El Gobierno chino incluyó en su lista de “independentistas acérrimos” a la ministra del Interior, Liu Shyh-fang, y al ministro de Educación, Cheng Ying-yao. Las sanciones implican la prohibición de entrada a China continental, Hong Kong y Macao para ellos y sus familiares, así como restricciones económicas para empresas vinculadas a los sancionados.

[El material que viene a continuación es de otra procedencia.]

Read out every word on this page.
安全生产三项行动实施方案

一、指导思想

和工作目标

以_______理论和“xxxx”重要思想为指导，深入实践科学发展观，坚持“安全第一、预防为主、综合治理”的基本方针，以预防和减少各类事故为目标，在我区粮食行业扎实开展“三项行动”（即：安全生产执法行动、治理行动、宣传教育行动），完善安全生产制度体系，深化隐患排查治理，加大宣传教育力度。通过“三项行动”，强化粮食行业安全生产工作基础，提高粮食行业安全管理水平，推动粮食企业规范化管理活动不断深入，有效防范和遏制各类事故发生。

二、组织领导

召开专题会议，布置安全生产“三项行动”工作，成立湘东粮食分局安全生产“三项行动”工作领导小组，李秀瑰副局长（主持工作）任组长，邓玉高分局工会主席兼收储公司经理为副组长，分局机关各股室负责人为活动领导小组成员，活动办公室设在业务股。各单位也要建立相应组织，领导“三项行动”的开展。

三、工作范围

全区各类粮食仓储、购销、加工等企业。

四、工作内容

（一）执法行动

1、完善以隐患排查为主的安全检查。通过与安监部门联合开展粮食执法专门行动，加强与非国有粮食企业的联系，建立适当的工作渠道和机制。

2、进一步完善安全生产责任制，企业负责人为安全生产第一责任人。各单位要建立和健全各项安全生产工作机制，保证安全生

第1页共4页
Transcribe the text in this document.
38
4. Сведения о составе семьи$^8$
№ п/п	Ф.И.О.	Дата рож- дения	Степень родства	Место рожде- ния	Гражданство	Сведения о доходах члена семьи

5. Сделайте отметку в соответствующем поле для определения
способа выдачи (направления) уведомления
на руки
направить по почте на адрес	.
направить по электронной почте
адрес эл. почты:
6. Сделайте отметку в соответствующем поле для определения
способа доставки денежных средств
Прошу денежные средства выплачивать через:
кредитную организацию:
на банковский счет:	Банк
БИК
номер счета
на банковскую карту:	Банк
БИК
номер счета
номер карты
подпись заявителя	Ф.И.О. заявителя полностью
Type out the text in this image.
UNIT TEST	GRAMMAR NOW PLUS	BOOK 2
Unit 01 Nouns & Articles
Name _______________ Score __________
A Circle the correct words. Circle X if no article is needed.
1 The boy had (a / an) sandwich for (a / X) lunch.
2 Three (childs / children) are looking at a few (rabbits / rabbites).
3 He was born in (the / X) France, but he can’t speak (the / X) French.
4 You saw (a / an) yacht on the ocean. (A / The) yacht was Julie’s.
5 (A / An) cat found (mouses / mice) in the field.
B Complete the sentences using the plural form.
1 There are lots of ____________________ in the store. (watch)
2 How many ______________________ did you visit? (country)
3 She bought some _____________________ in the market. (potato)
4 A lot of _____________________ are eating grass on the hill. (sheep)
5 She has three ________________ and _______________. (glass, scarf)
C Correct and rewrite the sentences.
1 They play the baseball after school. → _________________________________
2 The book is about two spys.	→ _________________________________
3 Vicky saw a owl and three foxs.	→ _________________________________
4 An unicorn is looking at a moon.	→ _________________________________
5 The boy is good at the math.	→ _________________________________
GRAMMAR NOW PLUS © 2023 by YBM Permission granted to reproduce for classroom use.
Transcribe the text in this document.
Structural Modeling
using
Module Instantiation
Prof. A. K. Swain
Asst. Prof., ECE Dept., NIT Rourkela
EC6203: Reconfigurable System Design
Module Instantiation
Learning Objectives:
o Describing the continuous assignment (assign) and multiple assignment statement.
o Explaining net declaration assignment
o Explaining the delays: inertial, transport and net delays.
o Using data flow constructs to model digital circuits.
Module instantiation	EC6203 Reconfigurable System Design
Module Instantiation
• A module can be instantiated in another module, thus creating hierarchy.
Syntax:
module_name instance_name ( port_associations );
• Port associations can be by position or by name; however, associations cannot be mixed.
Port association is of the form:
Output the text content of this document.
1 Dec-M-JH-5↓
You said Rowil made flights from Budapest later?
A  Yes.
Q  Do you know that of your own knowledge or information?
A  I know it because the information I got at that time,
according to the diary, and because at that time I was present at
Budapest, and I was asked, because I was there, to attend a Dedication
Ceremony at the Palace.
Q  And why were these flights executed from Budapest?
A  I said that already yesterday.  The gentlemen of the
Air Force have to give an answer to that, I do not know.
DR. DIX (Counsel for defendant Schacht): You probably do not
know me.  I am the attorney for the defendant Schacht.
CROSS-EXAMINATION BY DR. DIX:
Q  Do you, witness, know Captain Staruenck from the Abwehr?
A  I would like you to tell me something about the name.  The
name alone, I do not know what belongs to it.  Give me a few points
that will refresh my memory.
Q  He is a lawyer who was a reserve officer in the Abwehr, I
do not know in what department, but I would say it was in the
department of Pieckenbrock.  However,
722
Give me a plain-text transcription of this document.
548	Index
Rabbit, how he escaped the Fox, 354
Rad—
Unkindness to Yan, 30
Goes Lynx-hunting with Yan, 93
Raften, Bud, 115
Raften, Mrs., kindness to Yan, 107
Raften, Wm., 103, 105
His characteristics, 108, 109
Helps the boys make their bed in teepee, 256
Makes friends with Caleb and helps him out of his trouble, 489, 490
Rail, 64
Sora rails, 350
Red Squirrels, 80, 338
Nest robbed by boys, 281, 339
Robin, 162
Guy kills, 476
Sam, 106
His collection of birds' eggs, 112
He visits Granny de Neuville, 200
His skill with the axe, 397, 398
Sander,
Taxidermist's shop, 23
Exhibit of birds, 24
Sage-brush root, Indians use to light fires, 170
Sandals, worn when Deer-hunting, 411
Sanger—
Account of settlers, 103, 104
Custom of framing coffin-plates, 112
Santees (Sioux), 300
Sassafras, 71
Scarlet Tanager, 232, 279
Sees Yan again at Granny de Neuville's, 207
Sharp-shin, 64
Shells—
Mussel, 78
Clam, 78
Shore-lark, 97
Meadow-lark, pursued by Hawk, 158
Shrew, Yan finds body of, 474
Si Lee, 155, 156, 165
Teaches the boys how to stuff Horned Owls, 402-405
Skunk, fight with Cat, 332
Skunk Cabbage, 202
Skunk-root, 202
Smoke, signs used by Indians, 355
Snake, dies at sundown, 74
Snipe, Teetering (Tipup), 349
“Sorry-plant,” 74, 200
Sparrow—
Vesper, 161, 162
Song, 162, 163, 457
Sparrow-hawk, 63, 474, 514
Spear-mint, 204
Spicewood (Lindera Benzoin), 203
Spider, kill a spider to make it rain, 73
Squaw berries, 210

Asimismo, Pekín anunció medidas contra Chen Shu-yi, funcionaria de la Fiscalía Superior de Taiwán, a quien acusó de colaborar con esfuerzos “independentistas”.
En respuesta, Lai aseguró que estas acciones “demuestran precisamente que la autoridad pública de China no se extiende a Taiwán” y refuerzan que la isla “no forma parte de la República Popular China”. El mandatario expresó orgullo por los funcionarios “reprimidos transnacionalmente” y destacó su firmeza ante lo que calificó como amenazas.
El presidente también pidió a Pekín reconocer que los ejercicios militares chinos alrededor de la isla “no son acciones pacíficas” y advirtió que la infiltración política y la presión internacional tampoco lograrán la “unificación” forzada.
China considera a Taiwán parte inalienable de su territorio y no descarta el uso de la fuerza para tomar el control de la isla, uno de los principales objetivos estratégicos del presidente Xi Jinping. Por su parte, el Gobierno taiwanés, liderado por el Partido Democrático Progresista desde 2016, sostiene que la isla funciona como un país independiente de facto y que su futuro debe ser decidido exclusivamente por sus 23 millones de habitantes.